ECLI:NL:GHAMS:2014:6073
Gerechtshof Amsterdam
- Hoger beroep
- R.G. Kemmers
- M.M.A. Gerritzen - Gunst
- P.J.W.M. Sliepenbeek
- Rechtspraak.nl
Afwijzing verzoek tot vervangende toestemming tot erkenning van een minderjarige door de biologische vader
In deze zaak heeft het Gerechtshof Amsterdam op 29 april 2014 uitspraak gedaan in hoger beroep over het verzoek van de man om vervangende toestemming tot erkenning van de minderjarige [kind A]. De moeder, die in hoger beroep was gekomen tegen een eerdere beschikking van de rechtbank Noord-Holland, stelde dat de erkenning door de man schadelijk zou zijn voor de ontwikkeling van [kind A]. De moeder had [kind A] samen met haar echtgenoot, de heer [A], opgevoed en vreesde dat de erkenning door de man, die zich in het verleden onbetrouwbaar had opgesteld, negatieve gevolgen zou hebben voor de emotionele stabiliteit van [kind A]. De bijzonder curator steunde de moeder in haar standpunt en benadrukte het belang van duidelijkheid over de afstamming van [kind A]. Het hof overwoog dat de belangen van de moeder en het kind zwaarder wegen dan het belang van de man bij erkenning.

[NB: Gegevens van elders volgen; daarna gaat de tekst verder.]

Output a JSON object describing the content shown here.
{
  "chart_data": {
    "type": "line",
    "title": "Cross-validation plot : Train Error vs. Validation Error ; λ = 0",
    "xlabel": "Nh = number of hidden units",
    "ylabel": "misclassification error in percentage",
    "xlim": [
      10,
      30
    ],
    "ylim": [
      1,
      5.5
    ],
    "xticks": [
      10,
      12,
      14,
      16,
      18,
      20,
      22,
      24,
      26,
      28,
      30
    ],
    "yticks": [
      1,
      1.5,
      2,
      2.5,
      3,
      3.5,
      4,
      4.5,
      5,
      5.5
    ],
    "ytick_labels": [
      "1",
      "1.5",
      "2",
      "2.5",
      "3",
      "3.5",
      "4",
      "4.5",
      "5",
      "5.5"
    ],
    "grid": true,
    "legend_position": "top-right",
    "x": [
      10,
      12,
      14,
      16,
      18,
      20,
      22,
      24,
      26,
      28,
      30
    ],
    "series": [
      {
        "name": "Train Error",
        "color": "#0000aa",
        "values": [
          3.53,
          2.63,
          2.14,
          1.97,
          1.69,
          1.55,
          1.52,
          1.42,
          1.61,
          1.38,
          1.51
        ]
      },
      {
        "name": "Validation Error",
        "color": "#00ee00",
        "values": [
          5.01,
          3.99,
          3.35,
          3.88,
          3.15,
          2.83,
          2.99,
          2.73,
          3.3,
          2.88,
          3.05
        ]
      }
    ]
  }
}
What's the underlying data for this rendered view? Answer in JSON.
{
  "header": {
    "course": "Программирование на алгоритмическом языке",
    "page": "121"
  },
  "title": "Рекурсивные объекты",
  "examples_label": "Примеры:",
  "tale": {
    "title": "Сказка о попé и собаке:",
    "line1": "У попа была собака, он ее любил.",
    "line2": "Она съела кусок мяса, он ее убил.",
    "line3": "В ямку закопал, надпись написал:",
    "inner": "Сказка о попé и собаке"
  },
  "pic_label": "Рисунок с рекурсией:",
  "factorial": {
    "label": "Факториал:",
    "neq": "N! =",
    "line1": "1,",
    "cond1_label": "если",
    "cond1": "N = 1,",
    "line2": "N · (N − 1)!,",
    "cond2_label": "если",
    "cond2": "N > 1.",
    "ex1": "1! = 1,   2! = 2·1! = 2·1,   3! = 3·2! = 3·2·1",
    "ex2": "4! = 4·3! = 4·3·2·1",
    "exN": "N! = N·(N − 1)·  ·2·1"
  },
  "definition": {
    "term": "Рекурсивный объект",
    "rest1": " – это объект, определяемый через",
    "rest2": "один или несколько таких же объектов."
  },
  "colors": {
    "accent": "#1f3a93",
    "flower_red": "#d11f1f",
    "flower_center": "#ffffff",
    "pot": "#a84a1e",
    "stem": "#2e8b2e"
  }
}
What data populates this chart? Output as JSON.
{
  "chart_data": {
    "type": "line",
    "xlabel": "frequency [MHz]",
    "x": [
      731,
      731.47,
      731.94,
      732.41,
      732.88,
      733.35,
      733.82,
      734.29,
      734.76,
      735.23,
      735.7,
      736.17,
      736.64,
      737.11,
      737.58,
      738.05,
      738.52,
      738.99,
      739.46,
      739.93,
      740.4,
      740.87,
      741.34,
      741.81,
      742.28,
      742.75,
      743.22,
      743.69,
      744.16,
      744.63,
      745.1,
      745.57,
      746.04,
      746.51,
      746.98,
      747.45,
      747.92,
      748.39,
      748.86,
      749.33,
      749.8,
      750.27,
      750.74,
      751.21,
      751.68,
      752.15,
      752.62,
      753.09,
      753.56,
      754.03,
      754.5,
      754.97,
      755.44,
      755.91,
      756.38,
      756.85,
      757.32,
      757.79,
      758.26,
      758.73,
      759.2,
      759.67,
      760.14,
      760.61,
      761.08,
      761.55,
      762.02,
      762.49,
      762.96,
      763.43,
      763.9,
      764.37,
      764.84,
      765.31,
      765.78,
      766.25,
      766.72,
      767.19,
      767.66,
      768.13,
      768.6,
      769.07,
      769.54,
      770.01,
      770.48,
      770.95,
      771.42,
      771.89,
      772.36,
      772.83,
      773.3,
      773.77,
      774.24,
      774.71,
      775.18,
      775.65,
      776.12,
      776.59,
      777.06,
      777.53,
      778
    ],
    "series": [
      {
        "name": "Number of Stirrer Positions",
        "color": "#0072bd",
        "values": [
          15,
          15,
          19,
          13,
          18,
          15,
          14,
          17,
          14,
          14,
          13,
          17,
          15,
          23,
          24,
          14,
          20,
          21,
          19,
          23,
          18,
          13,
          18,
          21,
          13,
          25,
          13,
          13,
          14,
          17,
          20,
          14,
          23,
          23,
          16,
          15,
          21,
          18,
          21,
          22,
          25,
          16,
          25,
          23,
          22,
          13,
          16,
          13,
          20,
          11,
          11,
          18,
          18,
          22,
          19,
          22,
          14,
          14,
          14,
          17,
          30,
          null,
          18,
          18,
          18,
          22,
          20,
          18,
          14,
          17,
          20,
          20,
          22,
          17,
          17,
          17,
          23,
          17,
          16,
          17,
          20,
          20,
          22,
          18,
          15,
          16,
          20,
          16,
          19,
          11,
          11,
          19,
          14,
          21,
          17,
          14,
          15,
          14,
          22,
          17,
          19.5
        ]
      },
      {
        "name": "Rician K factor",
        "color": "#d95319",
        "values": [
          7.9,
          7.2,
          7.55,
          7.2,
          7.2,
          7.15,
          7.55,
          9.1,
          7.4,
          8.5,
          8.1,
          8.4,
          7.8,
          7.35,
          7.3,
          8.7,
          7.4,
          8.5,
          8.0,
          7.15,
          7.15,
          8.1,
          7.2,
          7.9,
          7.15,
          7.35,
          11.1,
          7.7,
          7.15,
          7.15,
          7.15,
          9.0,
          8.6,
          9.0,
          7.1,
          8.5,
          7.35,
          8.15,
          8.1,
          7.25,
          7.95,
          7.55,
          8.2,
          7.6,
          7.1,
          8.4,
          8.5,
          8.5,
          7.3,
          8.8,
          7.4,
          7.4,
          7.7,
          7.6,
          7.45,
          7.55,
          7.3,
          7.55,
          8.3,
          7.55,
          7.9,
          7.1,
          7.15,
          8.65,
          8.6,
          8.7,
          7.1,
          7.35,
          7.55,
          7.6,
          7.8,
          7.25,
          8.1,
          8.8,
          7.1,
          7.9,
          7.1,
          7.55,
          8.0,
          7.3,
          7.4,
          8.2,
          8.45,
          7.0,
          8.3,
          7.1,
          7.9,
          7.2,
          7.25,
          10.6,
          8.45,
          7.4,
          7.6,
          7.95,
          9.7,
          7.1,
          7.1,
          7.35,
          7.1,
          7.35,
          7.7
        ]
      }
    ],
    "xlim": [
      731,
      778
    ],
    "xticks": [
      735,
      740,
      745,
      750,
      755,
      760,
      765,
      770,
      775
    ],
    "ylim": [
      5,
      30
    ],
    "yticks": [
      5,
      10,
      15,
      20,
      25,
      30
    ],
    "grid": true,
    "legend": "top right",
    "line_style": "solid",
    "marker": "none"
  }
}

Het hof concludeerde dat de onvoorspelbare houding van de man, die niet was verschenen op de zitting en geen verweer had gevoerd, een bedreiging vormde voor de ongestoorde verhouding tussen de moeder en [kind A]. Daarom werd het verzoek van de man tot vervangende toestemming afgewezen. Tevens werd vastgesteld dat de erkenning door de heer [A] rechtsgeldig was, nu het verzoek van de man was afgewezen. De uitspraak benadrukt de noodzaak om de belangen van het kind en de moeder te beschermen in situaties van erkenning en de rol van de biologische vader.